Marcella aveva indosso una camicia da notte di flanella azzurrina, cosparsa di minuscole mammole, con il colletto tondo, ornato da un sottile passamano viola. Ricordava l’illustrazione di un suo libro dell’infanzia, che ritraeva la saggia Wendy mentre spiccava il volo dalla finestra della sua casa londinese, tenendo ben stretta la mano di Peter Pan.Se ne stava raggomitolata su un divano, avvolta in una calda trapunta colorata, una delle tante che Anna faceva saltar fuori dall’armadio come fossero conigli nascosti nel cilindro di un prestigiatore.
Fissava, al di là dal vetro, San Luca che illuminava di un rosso aranciato la vetta del Monte della Guardia.
Dalla cucina, giungevano rumori di piatti e bicchieri che, urtandosi, tintinnavano ed il martellamento della caldaia che, ad ogni apertura di rubinetto, attaccava e staccava. Infine, fu il silenzio a cui facevano da contrappunto il sordo ronzare della lavastoviglie in funzione ed il lieve russare di Camilla, che sonnecchiava accanto a lei sul sofà, emanando calore amico dal pelo color miele.
Anna le si lasciò cadere accanto, spalancandole contro quei grandi occhi autunnali, che si celavano dietro a palpebre rotonde e perfette come cupole.
La sua mano, con dita affusolate e ricoperte di stravaganti anelli d’argento, andò a cercare quella gelata dell’amica.
“Sai, Anna, credo di aver vissuto tutto quello che c’era da vivere ed, ora, sono stanca, molto stanca.
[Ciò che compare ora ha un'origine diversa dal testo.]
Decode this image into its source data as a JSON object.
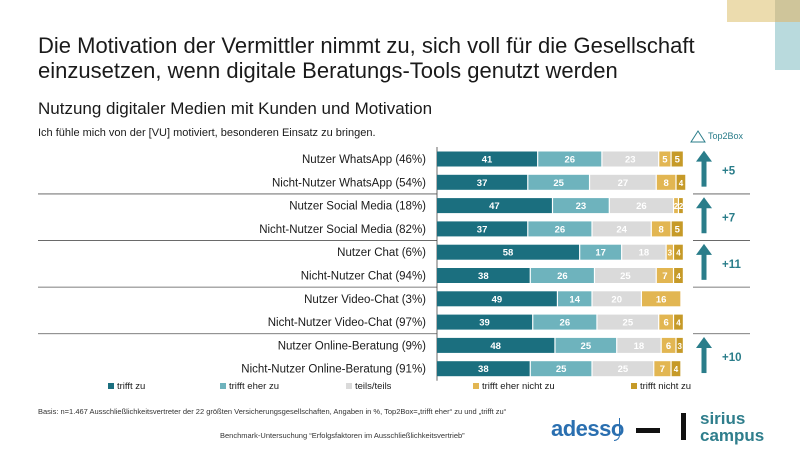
{
  "title": "Die Motivation der Vermittler nimmt zu, sich voll für die Gesellschaft einzusetzen, wenn digitale Beratungs-Tools genutzt werden",
  "subtitle": "Nutzung digitaler Medien mit Kunden und Motivation",
  "question": "Ich fühle mich von der [VU] motiviert, besonderen Einsatz zu bringen.",
  "top2box_label": "Top2Box",
  "footnote": "Basis: n=1.467 Ausschließlichkeitsvertreter der 22 größten Versicherungsgesellschaften, Angaben in %, Top2Box=„trifft eher“ zu und „trifft zu“",
  "benchmark": "Benchmark-Untersuchung “Erfolgsfaktoren im Ausschließlichkeitsvertrieb”",
  "logos": {
    "adesso": "adesso",
    "sirius_line1": "sirius",
    "sirius_line2": "campus"
  },
  "colors": {
    "trifft_zu": "#1b6f7f",
    "trifft_eher_zu": "#6eb3bd",
    "teils": "#dadada",
    "eher_nicht": "#e2b652",
    "nicht": "#c69a28",
    "arrow": "#2a7d8a"
  },
  "chart_data": {
    "type": "bar",
    "orientation": "horizontal",
    "stacked": true,
    "categories": [
      "Nutzer WhatsApp (46%)",
      "Nicht-Nutzer WhatsApp (54%)",
      "Nutzer Social Media (18%)",
      "Nicht-Nutzer Social Media (82%)",
      "Nutzer Chat (6%)",
      "Nicht-Nutzer Chat (94%)",
      "Nutzer Video-Chat (3%)",
      "Nicht-Nutzer Video-Chat (97%)",
      "Nutzer Online-Beratung (9%)",
      "Nicht-Nutzer Online-Beratung (91%)"
    ],
    "series": [
      {
        "name": "trifft zu",
        "values": [
          41,
          37,
          47,
          37,
          58,
          38,
          49,
          39,
          48,
          38
        ]
      },
      {
        "name": "trifft eher zu",
        "values": [
          26,
          25,
          23,
          26,
          17,
          26,
          14,
          26,
          25,
          25
        ]
      },
      {
        "name": "teils/teils",
        "values": [
          23,
          27,
          26,
          24,
          18,
          25,
          20,
          25,
          18,
          25
        ]
      },
      {
        "name": "trifft eher nicht zu",
        "values": [
          5,
          8,
          2,
          8,
          3,
          7,
          16,
          6,
          6,
          7
        ]
      },
      {
        "name": "trifft nicht zu",
        "values": [
          5,
          4,
          2,
          5,
          4,
          4,
          0,
          4,
          3,
          4
        ]
      }
    ],
    "xlim": [
      0,
      100
    ],
    "legend_position": "bottom",
    "groups": [
      {
        "rows": [
          0,
          1
        ],
        "top2box_diff": "+5"
      },
      {
        "rows": [
          2,
          3
        ],
        "top2box_diff": "+7"
      },
      {
        "rows": [
          4,
          5
        ],
        "top2box_diff": "+11"
      },
      {
        "rows": [
          6,
          7
        ],
        "top2box_diff": ""
      },
      {
        "rows": [
          8,
          9
        ],
        "top2box_diff": "+10"
      }
    ]
  }
}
Non si dovrebbero mai fare pensieri come questi all’inizio di un nuovo anno ma sento, oramai, di non riuscire ad immaginare nulla di nuovo o di diverso. Un piatto della bilancia, gravido di passato, sembra non poter scendere più in basso di così, mente l’altro, dondola vuoto, in alto, quasi potesse librarsi in volo se non ci fosse il braccio meccanico a tenerlo ancorato. Il presente ha confini sbiaditi ed il futuro è nostalgia per ciò che non potrà mai essere”.
La snella figuretta dell’altra donna fu scossa da un brivido accondiscendente e complice mentre il viso si protendeva in avanti , quasi a cercare una maggiore vicinanza per poter ascoltare meglio.
“Insomma, se credessi davvero che esiste un Paradiso, un luogo di pienezza, strabordante beatitudine di perfetto appagamento e se potessi liberami dal dubbio che, per chi si toglie la vita, non esiste eternità ma solo l’Inferno dell’annullamento, forse, potrei trovare il coraggio di suicidarmi. Il fatto è che, quando ho rischiato di morire, non mi è passata tutta la vita davanti agli occhi e non ho visto alcun tunnel con in fondo la luce. C’erano solo freddo e dolore fisico.” Alzò il viso, andando a cercare lo sguardo liquido e dolce dell’altra. “Se avessi fede, vorrei morire e se avessi coraggio, mi ammazzerei!”.
Anna si alzò e la condusse nella camera da letto. La invitò a distendersi nel lettone che condividevano quando andava a trovarla e, con passo lieve ed elegante da danzatrice, uscì dalla stanza. Tornò dopo pochi minuti, portando una tazza fumante che le offrì.
Mentre Marcella beveva a piccoli sorsi, la guardò seria come non mai.
“Io la fede ce l’ho. Credo nel Paradiso e sono fermamente convinta che sia un luogo dove non esistono inadeguatezza, rimpianti, insofferenza, negazioni. E se c’è l’Inferno, ti amo abbastanza da correre il rischio di andarci al posto tuo. Stai bevendo il tuo trapasso, ma non aver paura: non soffrirai e non sentirai freddo. Ti veglierò sino a quando tutto sarà finito. Buona Morte, amica mia”.
Un profumo di neve arrivò a stropicciarle la faccia. Si svegliò e vide Anna, completamente vestita e pronta per uscire.
“Com’era la Morte?”
“Non diversa dalla notte o da un treno che parte… non diversa.”
“Allora alzati: ce n'è uno, fra un’ora, che ti aspetta. Ti accompagno in stazione, poi, vado al lavoro”.
“Anna?”
“Sì?”
“Ti ho mai detto che sei la metà del mio cuore?”